Послушали бормотанье, шелестенье, ровную беспрерывность дождя.

— Зачем же мы сюда заехали?

— Ближе нет охоты.

— А ты погибал?

— Приходилось.

— Расскажи.

Хоть бы какой-нибудь звук — крикнула чайка, плеснулась рыба, зашуршал кундраком ветер…
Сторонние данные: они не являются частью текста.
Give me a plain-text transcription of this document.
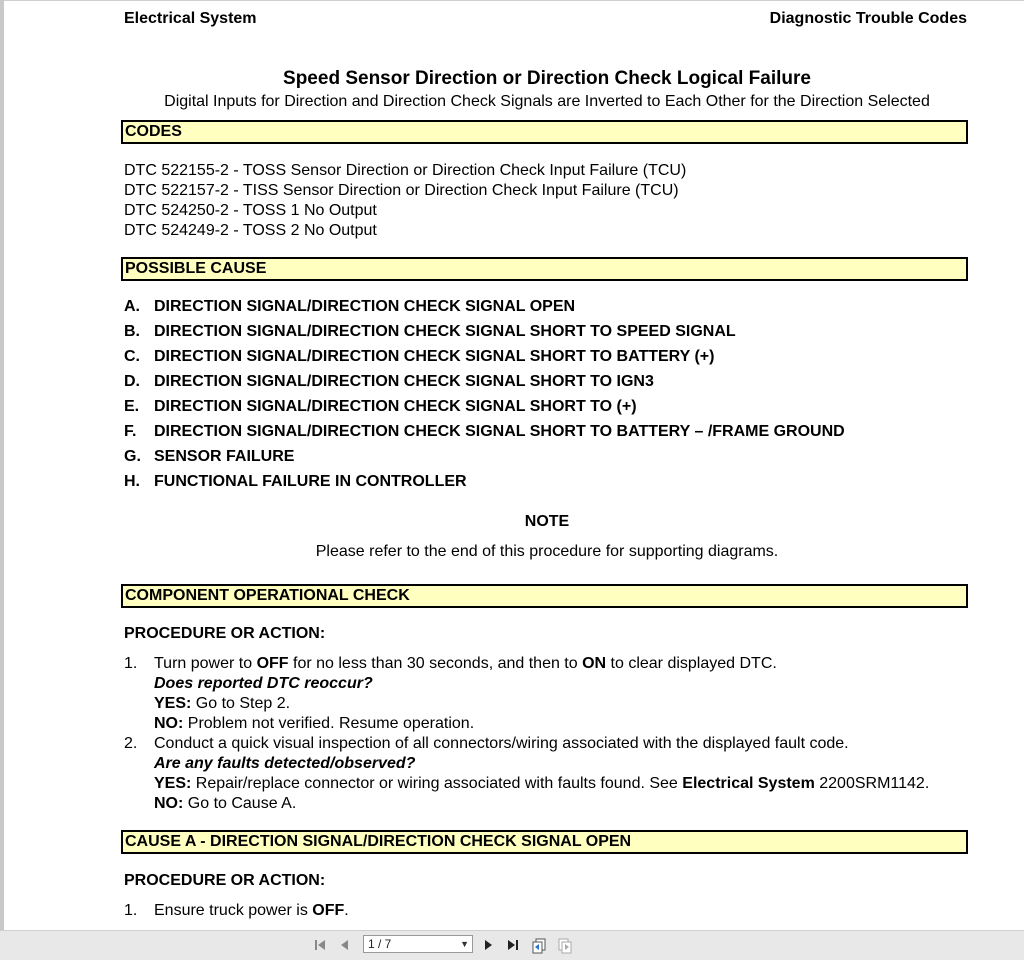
Electrical System	Diagnostic Trouble Codes
Speed Sensor Direction or Direction Check Logical Failure
Digital Inputs for Direction and Direction Check Signals are Inverted to Each Other for the Direction Selected
CODES
DTC 522155-2 - TOSS Sensor Direction or Direction Check Input Failure (TCU)
DTC 522157-2 - TISS Sensor Direction or Direction Check Input Failure (TCU)
DTC 524250-2 - TOSS 1 No Output
DTC 524249-2 - TOSS 2 No Output
POSSIBLE CAUSE
A. DIRECTION SIGNAL/DIRECTION CHECK SIGNAL OPEN
B. DIRECTION SIGNAL/DIRECTION CHECK SIGNAL SHORT TO SPEED SIGNAL
C. DIRECTION SIGNAL/DIRECTION CHECK SIGNAL SHORT TO BATTERY (+)
D. DIRECTION SIGNAL/DIRECTION CHECK SIGNAL SHORT TO IGN3
E. DIRECTION SIGNAL/DIRECTION CHECK SIGNAL SHORT TO (+)
F. DIRECTION SIGNAL/DIRECTION CHECK SIGNAL SHORT TO BATTERY – /FRAME GROUND
G. SENSOR FAILURE
H. FUNCTIONAL FAILURE IN CONTROLLER
NOTE
Please refer to the end of this procedure for supporting diagrams.
COMPONENT OPERATIONAL CHECK
PROCEDURE OR ACTION:
1. Turn power to OFF for no less than 30 seconds, and then to ON to clear displayed DTC.
Does reported DTC reoccur?
YES: Go to Step 2.
NO: Problem not verified. Resume operation.
2. Conduct a quick visual inspection of all connectors/wiring associated with the displayed fault code.
Are any faults detected/observed?
YES: Repair/replace connector or wiring associated with faults found. See Electrical System 2200SRM1142.
NO: Go to Cause A.
CAUSE A - DIRECTION SIGNAL/DIRECTION CHECK SIGNAL OPEN
PROCEDURE OR ACTION:
1. Ensure truck power is OFF.
1 / 7	▼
— В прошлую осень было. Обычная история — по расхлябанности все. Пошли с дружком на вечерку. А стояли так же, в кундраке, может, в этом же. Дождик накрапывал. Отошли, правда, далеко, да и потом отходили — прилаживались к лёту. Постреляли до темноты. Ладно. Идем обратно, уверенно вроде идем — кундрак такой же, как этот, — видный, самый густой. Подходим — ни лодки, ни признаков нашей стоянки. Ошиблись. Бросились к другому, что покрупней. Не тот. К третьему — издали, сквозь морось, — наш и наш. Подбрели — опять нет. Ну и, как бывает в страшных рассказах, дождь усилился, совсем стемнело. Небо черное, вода черная, дождь хлещет. Во все четыре стороны — ни клочка земли. Кундрак ведь только издали кажется островком, подойдешь — из воды растет. То стоим, то бредем. Стоять холодно, ноги коченеют; идти — куда? Может, как раз от лодки и убредешь. Папиросы кончились, еды никакой. Тут-то и дрогнули наши душонки. Сколько ни стой — до утра не выстоишь, а свалишься, считай — утонул, хоть и воды немного выше колен. Холод, главное. Ладно. Ходим, круги делаем. Дружок мой из приезжих, но бывалый, на Севере жил, в экспедициях. Сначала посмеивался, анекдотики рассказывал. Потом притих, конечно. Потом мы вместе поскуливать начали. И вот он говорит: «Давай плот свяжем из кундрака». До сих пор упрекаю себя: почему не я это придумал. Правильно, нужна работа. Никакой плот, конечно, не получится, это северный человек по незнанию сказал. Но резать и класть в воду кундрак, чтобы он постепенно лег на дно, — единственное спасение. Вынули ножи, начали резать. Заросли выбрали погуще. Ладно. Режем — бросаем в одно место. Охапками носим. Разогрелись — все-таки цель. Кундрак тонет себе, уплотняется. Сколько прошло — трудно определить. Помню только, светало уже, когда дружок плюхнулся на ворох, вмял его почти до воды, но задницу не намочил. Примостился я к нему. Так и просидели на своем островке часа четыре. Дождь кончился. День наступил. Солнце из моря взошло. И, как бывает в страшных рассказах, стоянка наша оказалась совсем недалеко, мы вокруг нее петляли; а кундрак резали в соседних зарослях. Расхохотаться на все раскаты надо бы. Но сил-то никаких не было, едва добрели до лодки.

— Ну вот, а ты говорил — погибнуть можем.

— Так это — мы с тобой…

— Ты серьезно?

— Не обижайся, шучу.

Минут двадцать молчали, но так, будто продляя разговор, о чем-то споря. Потом Макс задышал сильно, с хрипотцой — заснул. «Крепкие нервы», — подумал о нем Ник и, заражаясь сонливостью, начал подремывать сам.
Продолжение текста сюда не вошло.